The role of the CIA "first became explicit in the Wye River agreement between Israel and the Palestinians in 1998," the Financial Times of London reported. Under that U.S.-brokered agreement, signed by Arafat, president of the Palestinian National Authority, and then-prime minister Benjamin Netanyahu of Israel, Tel Aviv agreed to carry out some small-scale withdrawals from the West Bank in return for Palestinian concessions.

These concessions included agreement that the Palestine National Council would reaffirm an earlier vote removing clauses from the PLO charter that called for the overthrow of the Israeli state and the establishment of a democratic, secular Palestine. As part of the Israeli-PLO accords, Palestinian police have been trained by Israeli and U.S. intelligence cops.

Washington has sought to pressure the Palestinian leadership to use its police to keep the Palestinian population in check in the occupied territories.

In one such move, PNA information minister Yasir Abed Rabbo said the Palestinian Authority was taking steps to block youth under the age of 16 from attending demonstrations and other protests, using school disciplinary programs.

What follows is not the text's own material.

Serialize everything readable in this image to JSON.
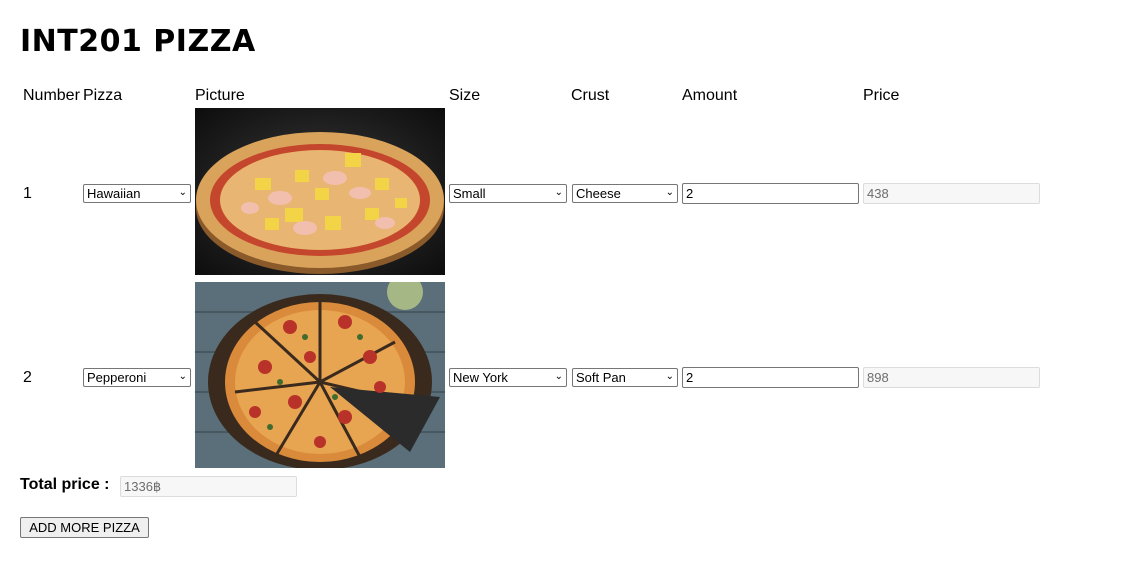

In another gesture, Rabbo stated that Palestinians will not proclaim statehood at a November 15 meeting of the PLO's Council as earlier announced.

In his November 2 announcement of the cease-fire, Arafat called for the "withdrawal of the occupation forces and their military units from all areas, cities, and residential neighborhoods that were occupied after 28 September, ending hostilities against our unarmed people and removing all forms of the siege."  
 
Israeli troops maintain closure
Tel Aviv, however, has not relaxed the closure it imposed October 9 on the occupied territories (see article on this page). On November 7 the Israeli government reopened the Gaza international airport after having closed it off at the start of the latest conflict. The next day Tel Aviv shut the airport down again.

In another temporary gesture, the Israeli armed forces withdrew their tanks from the Karni crossing on the Israel-Gaza border, only to move them back the next day.

Barak suggested on November 7 that "we could resume negotiations which--based on the ideas discussed at Camp David--will lead to the creation of a viable Palestinian state." He appeared to be seeking, in part, to undercut possible world support for a unilateral proclamation of independence.

Barak, however, has made clear that the only "state" Tel Aviv will tolerate is the current, unviable setup of limited autonomy for a dozen small, dispersed pieces of land on territory that remains largely occupied by Israeli forces.

At July talks held at the U.S. presidential retreat of Camp David, Barak demanded Israeli sovereignty over both east and west Jerusalem, offering the PNA administrative authority only over some of the Palestinian quarters on the city's outskirts. The talks eventually broke down as Arafat balked at these demands, which many Palestinians have rejected and protested against.

In face of the ongoing Israeli repression, protests by Palestinians continue. On November 7, marches of 1,000 and 500 people took place in the West Bank towns of Ramallah and Hebron, respectively. Numerous other clashes have occurred, including confrontations between stone-throwing youths and Israeli soldiers at the Karni crossing between the Gaza Strip and Israel.